In responding to critiques of her advice, Jo Tantum, having completed three years of training with the Nursery Nursing Education Board (http://www.babysecretsltd.com/biography.html), alleged that fellow Baby Show speaker Alison Scott-Wright's discussion on reflux was unacceptable to the point of danger. Tantum's post on the BabyCalm website called in to question Scott-Wright's credentials and opinions stating that she "has no right to be called an expert, especially in reflux, she has no qualifications medically and non medically. She stood on stage and told a lady to stop the medication she was giving her daughter. No-one should be telling the mother that except her GP/paediatrician."
Breastfeeding was another area in which those with the relevant qualifications found occasion to be anxious about the choice of expert. Clare Byam-Cook is a former, experienced midwife but with no known additional training in the infant feeding area. She freely admits that to UNICEF and all the major breastfeeding organisations. On hearing reports of her Baby Show talk the RCM went on to state that Byam-Cook shows a "total ignorance of breastfeeding principles. Breastmilk is produced on demand and every mother and baby are a unique pair. In the vast majority of situations an exclusively breastfeeding mother will produce the exact amount her baby needs."
When a wealth of research, information, support and highly qualified experts abound, it is hard not to see The Baby Show's choice of speakers as another victory for cash at all costs. International Board Certified Lactation Consultant (IBCLC) Charlie from Milk Matters felt that "one can only speculate why a baby event would be reluctant to present such [an appropriately qualified] person" and that at future events she "would like to see a specialist who was also IBCLC accredited as breastfeeding is a pretty sound science."

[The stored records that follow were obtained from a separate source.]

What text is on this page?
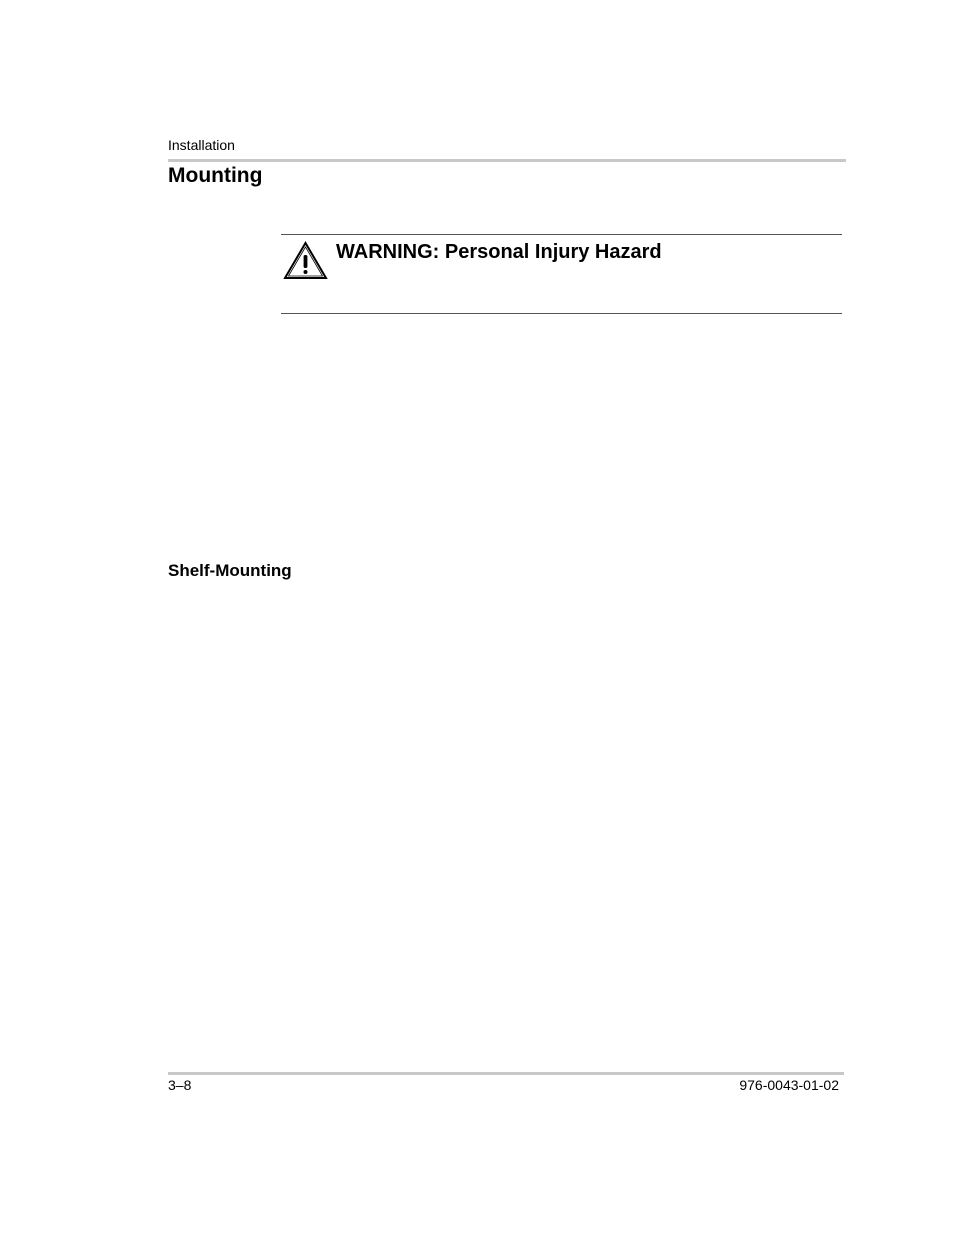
Installation
Mounting
WARNING: Personal Injury Hazard
Shelf-Mounting
3–8	976-0043-01-02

The RCM also suggests The Baby Show changes its outlook and approach as "these shows have an ethical responsibility to ensure they seek experts who give advice based on proper evidence, knowledge, experience and understanding. A lot of people believe they can give advice but it isn't regulated and unscrupulous people have the audacity to play on women's vulnerability at this time. This is at best thoughtless and at worst dangerous to mother and child."
But with the growing awareness of Clarion Event's expanding arms-related earnings it is hard to imagine the RCM's preferred breastfeeding organisation, Best Beginnings, leaping at the chance to appear at a future show. As the more ethically-minded speakers, companies and sponsors step away from the Baby Show its potential to confuse and even endanger the 80,000 annual attendees and their offspring can only continue to grow.
For moral and commercial reasons it must be a matter of time before the Baby Show has to part company with the rest of Clarion's portfolio or wait as the public and businesses vote with their feet.